Mandell, 48, who grew up on Long Island, says that her early life wasn’t at all spiritual, not connected to Judaism. While traveling after college, she met her American-born husband in Israel, and took on her husband’s Orthodox practices. (They returned to the U.S. and moved to Israel in 1996.) While she enjoyed the intellectual parts of Judaism, she struggled with belief. After Koby’s death, she felt a need to understand where he was, how Jews had dealt with this kind of loss, and study was a natural path for her. One rabbi who visited her who had also lost a child told her that people would try to comfort him by saying things like, “Sorry your child is lost,” and he’d reply, “My child is not lost. My child is with God.”

She is remarkably candid about mystical experiences. Among them are many encounters with birds and baby birds during the first year after Koby’s death, suggesting his presence and also the mysteries of the world. She writes that birds “symbolize the connection between heaven and earth. We look at them and see the bliss of soaring between both worlds. They give us a taste of pure freedom. When God speaks to me, opening windows into the higher realms, those windows are opened for me by birds. The birds are my angels, telling me to look up and not sink into the gravity of my sadness.”

Mandell learns much from teachers with whom she studies and also from the women who come to see her. “They reach into their souls and give me divine pieces of themselves; love and compassion — they feed me with their words. Israeli women are unafraid of suffering; they know death as a companion.”

Now, she is comfortable comforting others, and unfortunately, there are many occasions in Israel for her to do so.

Pain, she writes, “is a rock you throw into a calm pond. It keeps expanding. As soon as you deal with one pain, there is another to take its place. There is the acute pain, which comes like a butcher knife to your heart; the pain when you see your son in a photograph, his sweet smile. ... There is the chronic pain, the pain of missing him coming in the door. ... There is the pain of him not being there for his siblings. ... Then there is the pain of losing your future with him ... the pain which is a vise around your throat of not talking to him ... the pain of the cruelty inflicted on him. ... The pain of knowing that death is there lurking in the corner for all of you.”

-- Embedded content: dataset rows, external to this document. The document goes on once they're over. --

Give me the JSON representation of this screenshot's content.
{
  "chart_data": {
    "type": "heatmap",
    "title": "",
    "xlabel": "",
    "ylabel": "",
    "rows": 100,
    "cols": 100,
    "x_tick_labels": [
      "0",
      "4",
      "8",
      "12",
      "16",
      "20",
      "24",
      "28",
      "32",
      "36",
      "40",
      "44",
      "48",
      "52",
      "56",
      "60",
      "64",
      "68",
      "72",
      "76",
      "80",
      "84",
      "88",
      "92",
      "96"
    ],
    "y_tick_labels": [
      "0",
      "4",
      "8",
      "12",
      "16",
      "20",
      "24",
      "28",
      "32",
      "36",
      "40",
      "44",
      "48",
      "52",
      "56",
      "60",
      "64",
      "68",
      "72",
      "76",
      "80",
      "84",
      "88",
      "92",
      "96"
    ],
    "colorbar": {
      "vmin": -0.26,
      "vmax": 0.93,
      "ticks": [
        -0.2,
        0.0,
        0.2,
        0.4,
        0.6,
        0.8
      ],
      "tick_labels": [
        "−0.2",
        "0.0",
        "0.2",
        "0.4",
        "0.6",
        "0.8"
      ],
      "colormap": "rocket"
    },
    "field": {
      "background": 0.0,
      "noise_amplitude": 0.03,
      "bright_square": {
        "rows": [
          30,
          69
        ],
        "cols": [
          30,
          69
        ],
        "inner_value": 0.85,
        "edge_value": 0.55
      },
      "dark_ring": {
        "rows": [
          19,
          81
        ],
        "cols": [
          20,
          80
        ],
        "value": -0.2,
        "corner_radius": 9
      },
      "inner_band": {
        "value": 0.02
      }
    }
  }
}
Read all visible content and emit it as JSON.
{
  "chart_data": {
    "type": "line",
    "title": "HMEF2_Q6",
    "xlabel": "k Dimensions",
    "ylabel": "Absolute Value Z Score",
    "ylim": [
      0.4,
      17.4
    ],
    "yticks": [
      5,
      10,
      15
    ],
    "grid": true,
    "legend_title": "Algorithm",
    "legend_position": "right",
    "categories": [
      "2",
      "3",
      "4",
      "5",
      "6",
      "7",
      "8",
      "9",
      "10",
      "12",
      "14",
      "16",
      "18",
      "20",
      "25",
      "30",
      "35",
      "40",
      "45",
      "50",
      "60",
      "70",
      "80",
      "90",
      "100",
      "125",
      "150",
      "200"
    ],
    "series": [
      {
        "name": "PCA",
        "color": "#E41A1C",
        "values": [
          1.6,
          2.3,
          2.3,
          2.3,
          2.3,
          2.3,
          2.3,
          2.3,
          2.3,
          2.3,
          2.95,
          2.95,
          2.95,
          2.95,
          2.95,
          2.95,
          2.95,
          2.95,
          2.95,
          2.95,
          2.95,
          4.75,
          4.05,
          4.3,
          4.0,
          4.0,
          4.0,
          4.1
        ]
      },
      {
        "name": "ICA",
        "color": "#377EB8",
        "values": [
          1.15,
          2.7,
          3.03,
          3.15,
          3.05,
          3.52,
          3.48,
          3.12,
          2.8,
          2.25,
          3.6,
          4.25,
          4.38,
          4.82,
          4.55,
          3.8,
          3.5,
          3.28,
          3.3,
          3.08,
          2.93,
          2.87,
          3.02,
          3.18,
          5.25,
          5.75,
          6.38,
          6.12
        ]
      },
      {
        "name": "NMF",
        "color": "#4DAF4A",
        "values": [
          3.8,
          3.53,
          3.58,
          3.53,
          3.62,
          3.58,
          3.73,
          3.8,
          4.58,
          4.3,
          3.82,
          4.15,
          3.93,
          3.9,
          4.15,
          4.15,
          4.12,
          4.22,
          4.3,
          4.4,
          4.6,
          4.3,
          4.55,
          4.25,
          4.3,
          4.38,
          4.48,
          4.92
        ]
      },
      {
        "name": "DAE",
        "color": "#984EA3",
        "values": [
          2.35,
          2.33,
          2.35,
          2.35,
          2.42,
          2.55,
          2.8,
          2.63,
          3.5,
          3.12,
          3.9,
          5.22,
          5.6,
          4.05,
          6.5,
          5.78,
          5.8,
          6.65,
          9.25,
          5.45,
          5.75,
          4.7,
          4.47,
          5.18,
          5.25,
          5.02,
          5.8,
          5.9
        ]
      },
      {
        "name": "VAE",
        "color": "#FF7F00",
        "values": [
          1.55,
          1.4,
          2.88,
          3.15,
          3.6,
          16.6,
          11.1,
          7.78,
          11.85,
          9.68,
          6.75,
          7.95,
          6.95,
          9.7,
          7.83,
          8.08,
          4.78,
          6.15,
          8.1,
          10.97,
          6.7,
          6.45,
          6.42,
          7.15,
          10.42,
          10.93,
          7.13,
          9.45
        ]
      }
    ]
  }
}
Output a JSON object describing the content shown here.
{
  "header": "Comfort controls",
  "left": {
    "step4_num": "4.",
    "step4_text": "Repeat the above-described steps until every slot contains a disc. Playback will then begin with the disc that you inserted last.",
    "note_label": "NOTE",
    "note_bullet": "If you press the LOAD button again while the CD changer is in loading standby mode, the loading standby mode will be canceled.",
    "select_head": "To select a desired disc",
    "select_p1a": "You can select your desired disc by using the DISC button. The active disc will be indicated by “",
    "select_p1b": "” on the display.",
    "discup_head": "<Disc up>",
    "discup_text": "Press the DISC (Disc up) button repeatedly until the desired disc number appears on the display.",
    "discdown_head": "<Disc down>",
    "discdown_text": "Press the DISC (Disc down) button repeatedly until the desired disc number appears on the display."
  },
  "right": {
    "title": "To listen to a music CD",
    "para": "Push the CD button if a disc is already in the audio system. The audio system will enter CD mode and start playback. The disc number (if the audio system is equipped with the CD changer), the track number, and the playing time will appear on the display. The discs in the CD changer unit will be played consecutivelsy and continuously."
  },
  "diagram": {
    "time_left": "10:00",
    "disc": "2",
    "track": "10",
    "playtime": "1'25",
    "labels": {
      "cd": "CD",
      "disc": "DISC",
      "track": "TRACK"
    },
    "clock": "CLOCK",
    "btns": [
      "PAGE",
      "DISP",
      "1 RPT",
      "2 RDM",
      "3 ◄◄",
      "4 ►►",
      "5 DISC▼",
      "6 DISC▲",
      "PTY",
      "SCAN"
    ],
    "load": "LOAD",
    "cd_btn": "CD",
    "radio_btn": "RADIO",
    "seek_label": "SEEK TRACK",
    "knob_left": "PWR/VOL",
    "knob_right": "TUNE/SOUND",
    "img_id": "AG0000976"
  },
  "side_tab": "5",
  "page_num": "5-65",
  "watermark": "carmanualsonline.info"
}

She and her husband and their three children still feel at home in Israel. They have considered leaving Tekoa, but not Israel. “It would be betraying Koby to leave. My job is to be more Jewish. This has made me feel Israeli, tied me here,” Sherri Mandell says. She admits it would be difficult to leave Tekoa and the people they know, the people who knew Koby. “This was a community loss, too,” she adds.

She writes that she is no longer the person she was. “But rather than mourn the person I was, I work to bless the person I have become.”

Mandell explains that according to the Zohar, each soul has a mission in the world and a soul can only acquire a new mission when a person dies and that soul is later born into a different body. In near-death experiences, though, a new soul may be brought down into that person’s body. “In suffering my son’s murder,” she writes, “I’ve also been reborn. ... I’ve acquired a new mission in life. Koby is leading us to a new sense of holiness, still bumping into us, forcing us to define ourselves, creating a deeper belief in God and in our mission on this earth.”

The Koby Mandell Foundation also runs healing retreats for bereaved mothers and widows, for families and for young adults as well as Camp Koby and Yosef, a program run during the summer and school holidays for children who have lost parents or siblings.

After Sukkot, the quilt panels of the sukkah will be exhibited around Israel and perhaps in American synagogues too.